An article I found attempts to elevate the random meeting ice-breaker question “what do you do” to a higher level.
The very nature of a better question than that lame, stale one is to rise above finite answers like ” I am a corporate banker in a local savings bank” to which we answer “Oh” and get us to an open-ended answer that shows the promise of additional intelligent conversation.
Like the one I use in the title and everywhere I go. It elicits a “I must think about the answer before I offer it” response. It opens the two (or more) people into an articulate and higher-level conversation to find common ground, more towards the understanding of why each other does what they do.
Neither “who’s your favorite super-hero?”, as the article suggests. Really? Are we 14?
Nor “where did you grow up?” which for some is a litany of military or IBM bases, and is this important?
Both of those will end with the other person uttering “Ok, that’s interesting” which it is certainly not, and then retreating back to safe territory like “what do you do?”
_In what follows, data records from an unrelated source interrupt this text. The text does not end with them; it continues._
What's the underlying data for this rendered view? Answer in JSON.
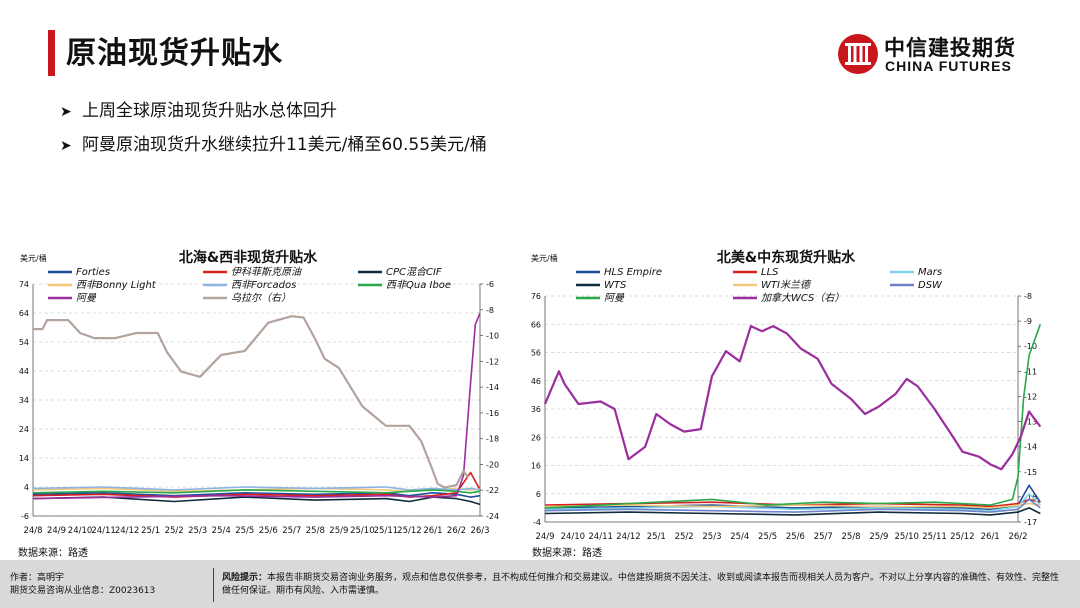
{
  "header": {
    "title": "原油现货升贴水",
    "logo_cn": "中信建投期货",
    "logo_en": "CHINA FUTURES"
  },
  "bullets": [
    "上周全球原油现货升贴水总体回升",
    "阿曼原油现货升水继续拉升11美元/桶至60.55美元/桶"
  ],
  "footer": {
    "author_line1": "作者：高明宇",
    "author_line2": "期货交易咨询从业信息：Z0023613",
    "risk_label": "风险提示：",
    "risk_text": "本报告非期货交易咨询业务服务，观点和信息仅供参考，且不构成任何推介和交易建议。中信建投期货不因关注、收到或阅读本报告而视相关人员为客户。不对以上分享内容的准确性、有效性、完整性做任何保证。期市有风险、入市需谨慎。"
  },
  "colors": {
    "accent": "#c8161d"
  },
  "chart_data": [
    {
      "type": "line",
      "title": "北海&西非现货升贴水",
      "ylabel": "美元/桶",
      "source": "数据来源：路透",
      "x_ticks": [
        "24/8",
        "24/9",
        "24/10",
        "24/11",
        "24/12",
        "25/1",
        "25/2",
        "25/3",
        "25/4",
        "25/5",
        "25/6",
        "25/7",
        "25/8",
        "25/9",
        "25/10",
        "25/11",
        "25/12",
        "26/1",
        "26/2",
        "26/3"
      ],
      "ylim": [
        -6,
        74
      ],
      "y_ticks": [
        -6,
        4,
        14,
        24,
        34,
        44,
        54,
        64,
        74
      ],
      "ylim_right": [
        -24,
        -6
      ],
      "y_ticks_right": [
        -24,
        -22,
        -20,
        -18,
        -16,
        -14,
        -12,
        -10,
        -8,
        -6
      ],
      "series": [
        {
          "name": "Forties",
          "color": "#1f4e9a",
          "axis": "left",
          "x": [
            0,
            3,
            6,
            9,
            12,
            15,
            16,
            17,
            18,
            18.6,
            19
          ],
          "y": [
            1.5,
            2,
            1,
            2,
            1.5,
            2,
            1,
            2,
            1.5,
            0.5,
            1
          ]
        },
        {
          "name": "伊科菲斯克原油",
          "color": "#d62020",
          "axis": "left",
          "x": [
            0,
            3,
            6,
            9,
            12,
            15,
            16,
            17,
            18,
            18.6,
            19
          ],
          "y": [
            1,
            1.5,
            0.5,
            1.5,
            1,
            1.5,
            0.5,
            1,
            2,
            9,
            3
          ]
        },
        {
          "name": "CPC混合CIF",
          "color": "#0f2a3d",
          "axis": "left",
          "x": [
            0,
            3,
            6,
            9,
            12,
            15,
            16,
            17,
            18,
            18.6,
            19
          ],
          "y": [
            0,
            0.5,
            -1,
            0.5,
            -0.5,
            0,
            -1,
            0.5,
            0,
            -1,
            -2
          ]
        },
        {
          "name": "西非Bonny Light",
          "color": "#f2c97a",
          "axis": "left",
          "x": [
            0,
            3,
            6,
            9,
            12,
            15,
            16,
            17,
            18,
            18.6,
            19
          ],
          "y": [
            3,
            3.5,
            2.5,
            3,
            3.5,
            3,
            2.5,
            3,
            3.5,
            3,
            3.2
          ]
        },
        {
          "name": "西非Forcados",
          "color": "#8db4e2",
          "axis": "left",
          "x": [
            0,
            3,
            6,
            9,
            12,
            15,
            16,
            17,
            18,
            18.6,
            19
          ],
          "y": [
            3.5,
            4,
            3,
            4,
            3.5,
            4,
            3,
            3.5,
            3,
            3.5,
            3
          ]
        },
        {
          "name": "西非Qua Iboe",
          "color": "#2aa84a",
          "axis": "left",
          "x": [
            0,
            3,
            6,
            9,
            12,
            15,
            16,
            17,
            18,
            18.6,
            19
          ],
          "y": [
            2,
            2.5,
            2,
            3,
            2.5,
            2,
            2.5,
            3,
            2.5,
            2,
            2.5
          ]
        },
        {
          "name": "阿曼",
          "color": "#9b2d9e",
          "axis": "left",
          "x": [
            0,
            4,
            8,
            12,
            15,
            17,
            18,
            18.3,
            18.6,
            18.8,
            19
          ],
          "y": [
            0,
            0.5,
            1,
            0.5,
            1,
            0.5,
            1,
            8,
            40,
            60,
            64
          ]
        },
        {
          "name": "乌拉尔（右）",
          "color": "#b3a39d",
          "axis": "right",
          "x": [
            0,
            0.4,
            0.6,
            1.5,
            2,
            2.6,
            3.5,
            4.4,
            5.3,
            5.7,
            6.3,
            7.1,
            8,
            9,
            10,
            11,
            11.5,
            12,
            12.4,
            13,
            14,
            15,
            16,
            16.5,
            17,
            17.2,
            17.5,
            18,
            18.3,
            18.5
          ],
          "y": [
            -9.5,
            -9.5,
            -8.8,
            -8.8,
            -9.8,
            -10.2,
            -10.2,
            -9.8,
            -9.8,
            -11.3,
            -12.8,
            -13.2,
            -11.5,
            -11.2,
            -9,
            -8.5,
            -8.6,
            -10.3,
            -11.8,
            -12.5,
            -15.5,
            -17,
            -17,
            -18.2,
            -20.5,
            -21.5,
            -21.8,
            -21.6,
            -20.5,
            -21
          ]
        }
      ]
    },
    {
      "type": "line",
      "title": "北美&中东现货升贴水",
      "ylabel": "美元/桶",
      "source": "数据来源：路透",
      "x_ticks": [
        "24/9",
        "24/10",
        "24/11",
        "24/12",
        "25/1",
        "25/2",
        "25/3",
        "25/4",
        "25/5",
        "25/6",
        "25/7",
        "25/8",
        "25/9",
        "25/10",
        "25/11",
        "25/12",
        "26/1",
        "26/2"
      ],
      "ylim": [
        -4,
        76
      ],
      "y_ticks": [
        -4,
        6,
        16,
        26,
        36,
        46,
        56,
        66,
        76
      ],
      "ylim_right": [
        -17,
        -8
      ],
      "y_ticks_right": [
        -17,
        -16,
        -15,
        -14,
        -13,
        -12,
        -11,
        -10,
        -9,
        -8
      ],
      "series": [
        {
          "name": "HLS Empire",
          "color": "#1f4e9a",
          "axis": "left",
          "x": [
            0,
            3,
            6,
            9,
            12,
            15,
            16,
            17,
            17.4,
            17.8
          ],
          "y": [
            1,
            1.5,
            2,
            1,
            1.5,
            1,
            0.5,
            2,
            9,
            3
          ]
        },
        {
          "name": "LLS",
          "color": "#d62020",
          "axis": "left",
          "x": [
            0,
            3,
            6,
            9,
            12,
            15,
            16,
            17,
            17.4,
            17.8
          ],
          "y": [
            2,
            2.5,
            3,
            2,
            2.5,
            2,
            1.5,
            2.5,
            4,
            3
          ]
        },
        {
          "name": "Mars",
          "color": "#7fd3e6",
          "axis": "left",
          "x": [
            0,
            3,
            6,
            9,
            12,
            15,
            16,
            17,
            17.4,
            17.8
          ],
          "y": [
            0.5,
            1,
            1.5,
            0.5,
            1,
            0.5,
            0,
            1.5,
            6,
            2
          ]
        },
        {
          "name": "WTS",
          "color": "#0f2a3d",
          "axis": "left",
          "x": [
            0,
            3,
            6,
            9,
            12,
            15,
            16,
            17,
            17.4,
            17.8
          ],
          "y": [
            -1,
            -0.5,
            -1,
            -1.5,
            -0.5,
            -1,
            -1.5,
            -0.5,
            1,
            -1
          ]
        },
        {
          "name": "WTI米兰德",
          "color": "#f2c97a",
          "axis": "left",
          "x": [
            0,
            3,
            6,
            9,
            12,
            15,
            16,
            17,
            17.4,
            17.8
          ],
          "y": [
            1.5,
            2,
            1.5,
            2,
            1.5,
            1.5,
            1,
            2,
            2.5,
            2
          ]
        },
        {
          "name": "DSW",
          "color": "#6f82c8",
          "axis": "left",
          "x": [
            0,
            3,
            6,
            9,
            12,
            15,
            16,
            17,
            17.4,
            17.8
          ],
          "y": [
            0,
            0.5,
            0,
            -0.5,
            0.5,
            0,
            -0.5,
            0.5,
            4,
            1
          ]
        },
        {
          "name": "阿曼",
          "color": "#2aa84a",
          "axis": "left",
          "x": [
            0,
            2,
            4,
            6,
            8,
            10,
            12,
            14,
            16,
            16.8,
            17,
            17.2,
            17.4,
            17.8
          ],
          "y": [
            1,
            2,
            3,
            4,
            2,
            3,
            2.5,
            3,
            2,
            4,
            12,
            40,
            55,
            66
          ]
        },
        {
          "name": "加拿大WCS（右）",
          "color": "#9b2d9e",
          "axis": "right",
          "x": [
            0,
            0.5,
            0.7,
            1.2,
            2,
            2.5,
            3,
            3.6,
            4,
            4.5,
            5,
            5.6,
            6,
            6.5,
            7,
            7.4,
            7.8,
            8.2,
            8.7,
            9.2,
            9.8,
            10.3,
            11,
            11.5,
            12,
            12.6,
            13,
            13.4,
            14,
            14.6,
            15,
            15.6,
            16,
            16.4,
            16.8,
            17.1,
            17.4,
            17.8
          ],
          "y": [
            -12.3,
            -11,
            -11.5,
            -12.3,
            -12.2,
            -12.5,
            -14.5,
            -14,
            -12.7,
            -13.1,
            -13.4,
            -13.3,
            -11.2,
            -10.2,
            -10.6,
            -9.2,
            -9.4,
            -9.2,
            -9.5,
            -10.1,
            -10.5,
            -11.5,
            -12.1,
            -12.7,
            -12.4,
            -11.9,
            -11.3,
            -11.6,
            -12.5,
            -13.5,
            -14.2,
            -14.4,
            -14.7,
            -14.9,
            -14.3,
            -13.6,
            -12.6,
            -13.2
          ]
        }
      ]
    }
  ]
}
I urge you to be challenging and personable as you ask some of the questions (not the two above!) offered in the article. Get to the “why.”
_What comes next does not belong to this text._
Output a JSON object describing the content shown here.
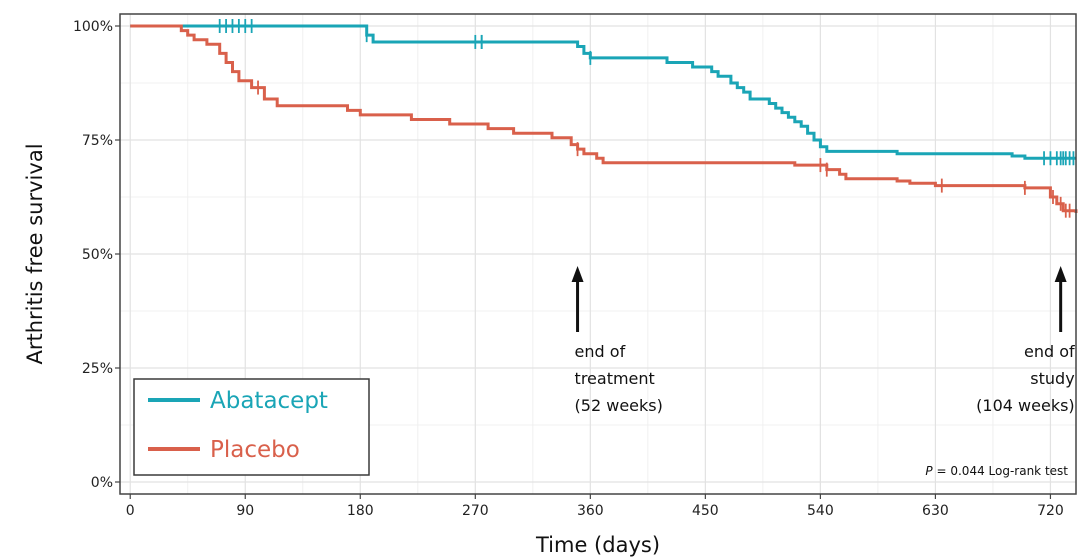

Seek insight and repartee. Ask and answer, and keep asking the next level questions.
Or politely part company and find someone else more communicative.
Be ready to ask and answer: Why do you do what you do?
Marc W. Halpert
LinkedIn personal coach, group trainer, marketing strategist and overall evangelist, having a great time pursuing my passion of connecting professionals so they can collaborate better!
My dad taught me years ago that the best ice breaker for getting to know someone new was to ask, “How did you get involved in ….. ” it often elicits a response that includes their life story… and who doesn’t want to talk about that topic?